Asked about the Southworth plant on the Turners Falls power canal, which closed in 2017 and is in tax taking, Scully said he believed the onsite hydroelectric turbine was recently rebuilt.
In both cases, Scully said he would need more information before advising a project be taken on.
After the workshop sessions, attendees reconvened in the dining commons for a keynote address by Gianpaolo Baiocchi, a sociology professor at New York University, who has published books on leftwing popular movements in Latin America and elsewhere, and their relationship to government power.
Baiocchi touted “Communities Over Commodities,” a report housing alternatives he had helped draft for the Right to the City Alliance, and urged attendees to learn about FUCVAM, a federation of housing cooperatives in Uruguay that houses over 90,000 people.
Baiocchi said FUCVAM’s “secret” lies in developing in its members a “non-capitalist ownership, a sense of investment in the human.”
Baiocchi spoke against the tendency of some socialists to isolate themselves from mainstream institutions in pursuit of purist politics.
“It really is a disservice to our case to think that you have good ideas, and the power of those are going to carry the day,” he said. “We cannot give up the ground of being with real people and listening to the things that they want.”

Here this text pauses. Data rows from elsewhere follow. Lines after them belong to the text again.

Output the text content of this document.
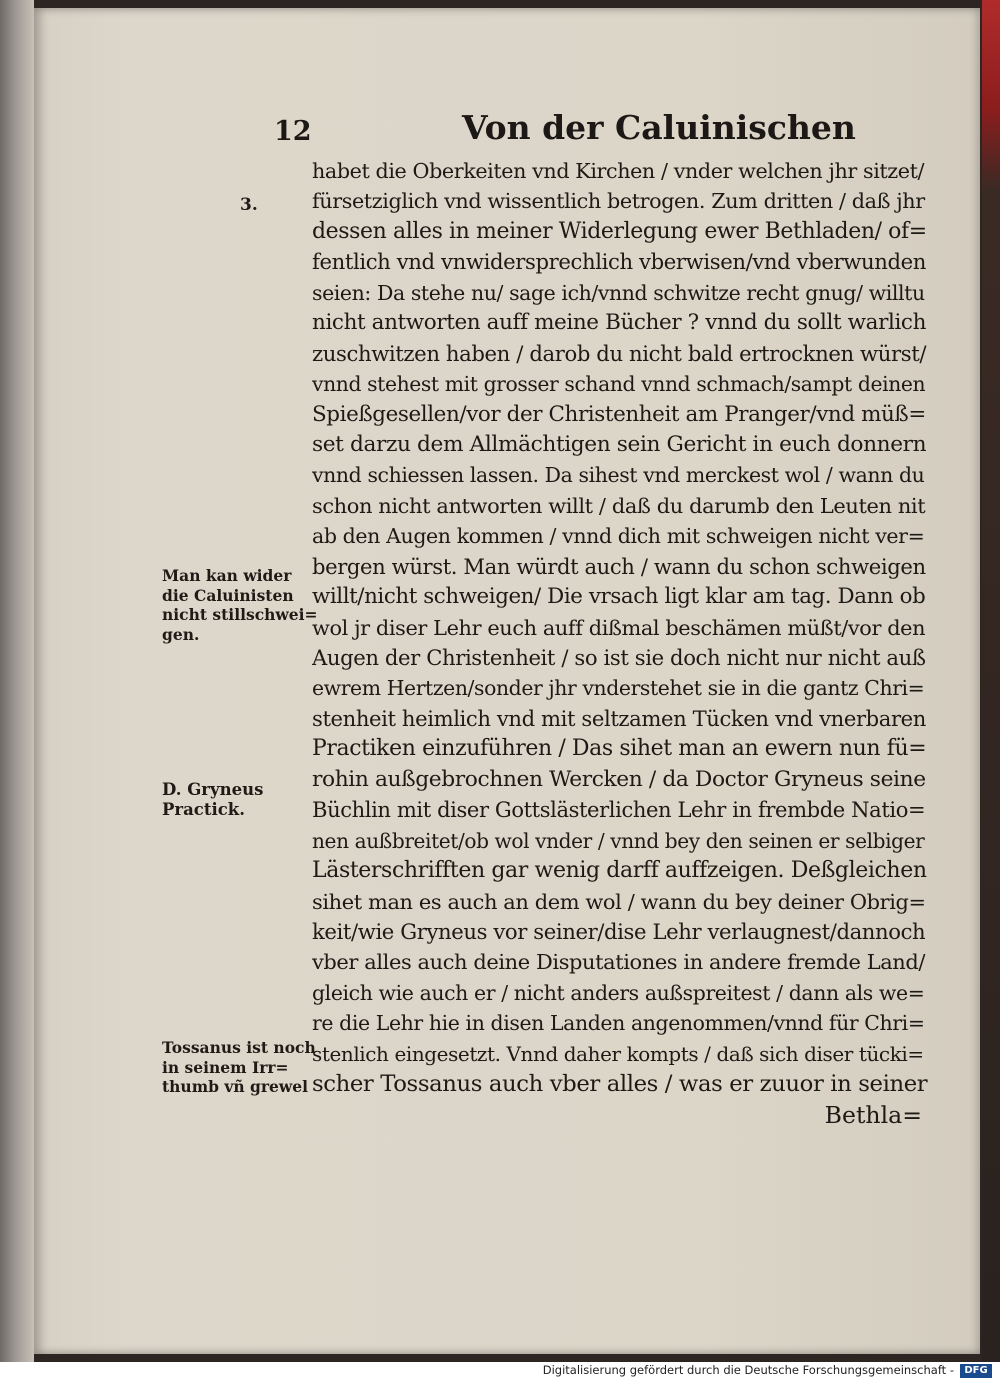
12	Von der Caluinischen
habet die Oberkeiten vnd Kirchen / vnder welchen jhr sitzet/
fürsetziglich vnd wissentlich betrogen. Zum dritten / daß jhr
dessen alles in meiner Widerlegung ewer Bethladen/ of=
fentlich vnd vnwidersprechlich vberwisen/vnd vberwunden
seien: Da stehe nu/ sage ich/vnnd schwitze recht gnug/ willtu
nicht antworten auff meine Bücher ? vnnd du sollt warlich
zuschwitzen haben / darob du nicht bald ertrocknen würst/
vnnd stehest mit grosser schand vnnd schmach/sampt deinen
Spießgesellen/vor der Christenheit am Pranger/vnd müß=
set darzu dem Allmächtigen sein Gericht in euch donnern
vnnd schiessen lassen. Da sihest vnd merckest wol / wann du
schon nicht antworten willt / daß du darumb den Leuten nit
ab den Augen kommen / vnnd dich mit schweigen nicht ver=
bergen würst. Man würdt auch / wann du schon schweigen
willt/nicht schweigen/ Die vrsach ligt klar am tag. Dann ob
wol jr diser Lehr euch auff dißmal beschämen müßt/vor den
Augen der Christenheit / so ist sie doch nicht nur nicht auß
ewrem Hertzen/sonder jhr vnderstehet sie in die gantz Chri=
stenheit heimlich vnd mit seltzamen Tücken vnd vnerbaren
Practiken einzuführen / Das sihet man an ewern nun fü=
rohin außgebrochnen Wercken / da Doctor Gryneus seine
Büchlin mit diser Gottslästerlichen Lehr in frembde Natio=
nen außbreitet/ob wol vnder / vnnd bey den seinen er selbiger
Lästerschrifften gar wenig darff auffzeigen. Deßgleichen
sihet man es auch an dem wol / wann du bey deiner Obrig=
keit/wie Gryneus vor seiner/dise Lehr verlaugnest/dannoch
vber alles auch deine Disputationes in andere fremde Land/
gleich wie auch er / nicht anders außspreitest / dann als we=
re die Lehr hie in disen Landen angenommen/vnnd für Chri=
stenlich eingesetzt. Vnnd daher kompts / daß sich diser tücki=
scher Tossanus auch vber alles / was er zuuor in seiner
Bethla=
3.
Man kan wider
die Caluinisten
nicht stillschwei=
gen.
D. Gryneus
Practick.
Tossanus ist noch
in seinem Irr=
thumb vñ grewel
Digitalisierung gefördert durch die Deutsche Forschungsgemeinschaft -	DFG
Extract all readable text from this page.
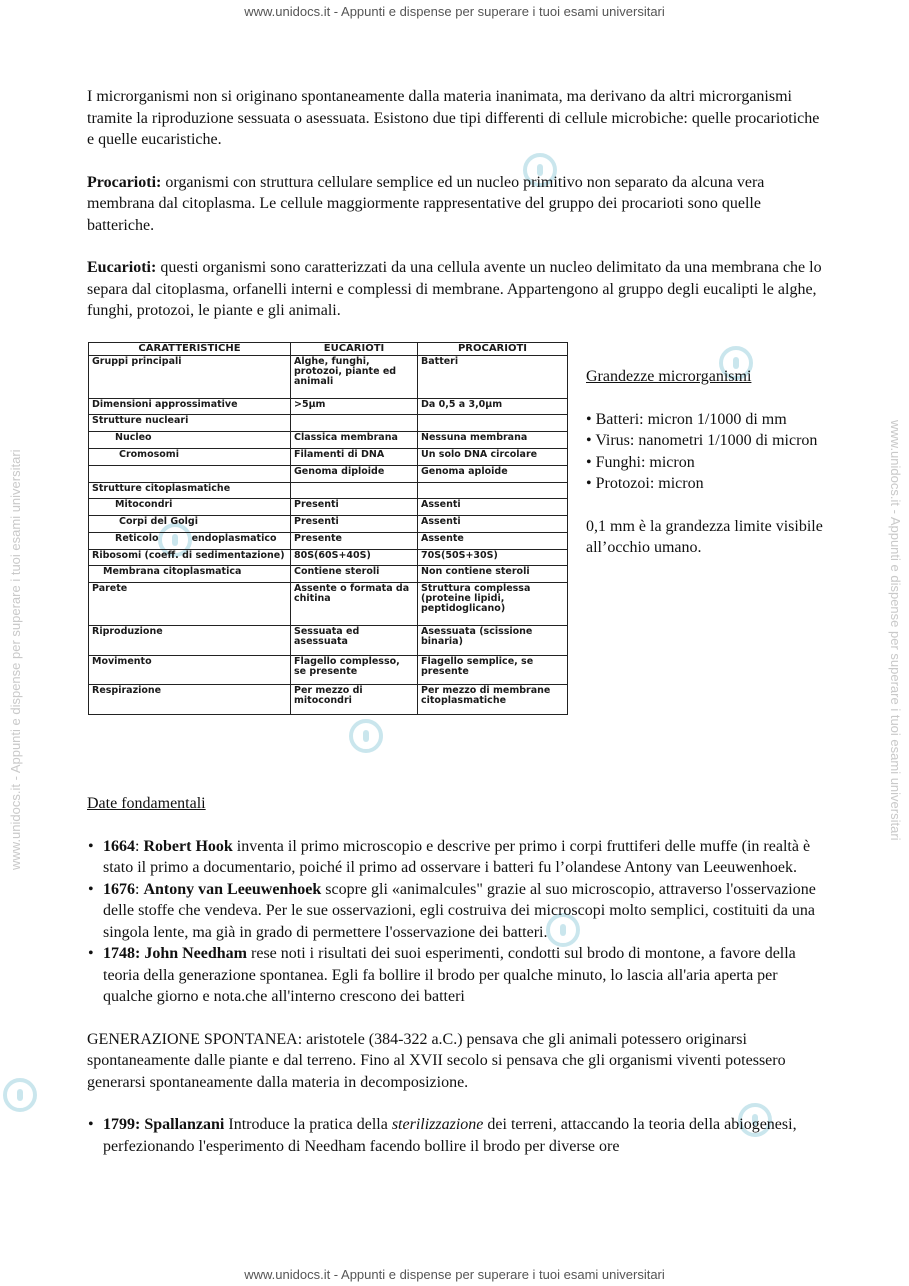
www.unidocs.it - Appunti e dispense per superare i tuoi esami universitari
www.unidocs.it - Appunti e dispense per superare i tuoi esami universitari
www.unidocs.it - Appunti e dispense per superare i tuoi esami universitari	www.unidocs.it - Appunti e dispense per superare i tuoi esami universitari

I microrganismi non si originano spontaneamente dalla materia inanimata, ma derivano da altri microrganismi tramite la riproduzione sessuata o asessuata. Esistono due tipi differenti di cellule microbiche: quelle procariotiche e quelle eucaristiche.

Procarioti: organismi con struttura cellulare semplice ed un nucleo primitivo non separato da alcuna vera membrana dal citoplasma. Le cellule maggiormente rappresentative del gruppo dei procarioti sono quelle batteriche.

Eucarioti: questi organismi sono caratterizzati da una cellula avente un nucleo delimitato da una membrana che lo separa dal citoplasma, orfanelli interni e complessi di membrane. Appartengono al gruppo degli eucalipti le alghe, funghi, protozoi, le piante e gli animali.

CARATTERISTICHE	EUCARIOTI	PROCARIOTI
Gruppi principali	Alghe, funghi, protozoi, piante ed animali	Batteri
Dimensioni approssimative	>5μm	Da 0,5 a 3,0μm
Strutture nucleari		
Nucleo	Classica membrana	Nessuna membrana
Cromosomi	Filamenti di DNA	Un solo DNA circolare
	Genoma diploide	Genoma aploide
Strutture citoplasmatiche		
Mitocondri	Presenti	Assenti
Corpi del Golgi	Presenti	Assenti
Reticolo          endoplasmatico	Presente	Assente
Ribosomi (coeff. di sedimentazione)	80S(60S+40S)	70S(50S+30S)
Membrana citoplasmatica	Contiene steroli	Non contiene steroli
Parete	Assente o formata da chitina	Struttura complessa (proteine lipidi, peptidoglicano)
Riproduzione	Sessuata ed asessuata	Asessuata (scissione binaria)
Movimento	Flagello complesso, se presente	Flagello semplice, se presente
Respirazione	Per mezzo di mitocondri	Per mezzo di membrane citoplasmatiche

Grandezze microrganismi

• Batteri: micron 1/1000 di mm

• Virus: nanometri 1/1000 di micron

• Funghi: micron

• Protozoi: micron

0,1 mm è la grandezza limite visibile all’occhio umano.

Date fondamentali

• 1664: Robert Hook inventa il primo microscopio e descrive per primo i corpi fruttiferi delle muffe (in realtà è stato il primo a documentario, poiché il primo ad osservare i batteri fu l’olandese Antony van Leeuwenhoek.
• 1676: Antony van Leeuwenhoek scopre gli «animalcules" grazie al suo microscopio, attraverso l'osservazione delle stoffe che vendeva. Per le sue osservazioni, egli costruiva dei microscopi molto semplici, costituiti da una singola lente, ma già in grado di permettere l'osservazione dei batteri.
• 1748: John Needham rese noti i risultati dei suoi esperimenti, condotti sul brodo di montone, a favore della teoria della generazione spontanea. Egli fa bollire il brodo per qualche minuto, lo lascia all'aria aperta per qualche giorno e nota.che all'interno crescono dei batteri

GENERAZIONE SPONTANEA: aristotele (384-322 a.C.) pensava che gli animali potessero originarsi spontaneamente dalle piante e dal terreno. Fino al XVII secolo si pensava che gli organismi viventi potessero generarsi spontaneamente dalla materia in decomposizione.

• 1799: Spallanzani Introduce la pratica della sterilizzazione dei terreni, attaccando la teoria della abiogenesi, perfezionando l'esperimento di Needham facendo bollire il brodo per diverse ore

A number of the conference’s young participants turned out to be members of the Democratic Socialists of America (DSA), some hailing from places like Lowell, Lawrence and Pittsfield. Pioneer Valley DSA member Willie Thompson asked Baiocchi about the “limits of local control.”
“What does local control mean in a segregated society?” he asked.
Baiocchi summarized the “municipal hypothesis” as holding that “the local level is more porous to our influences…therefore municipal spaces are potentially more liberatory.”
But, Baiocchi agreed, “local power does have a nasty history, too–if you think about all the towns that segregated themselves from large urban centers in order not to pay taxes to people of color…”
To this he added the agenda of “states’ rights,” regressive school boards, and the limited leverage municipal governments have to improve residents’ lives.
“It’s not enough to say, ‘all power to the local,’” Baiocchi argued. “Opening up the institutions is one part of it, but competing and going to those places, and having those political and ideological discussions with the people in those towns that are serving means of local control, is the other part.”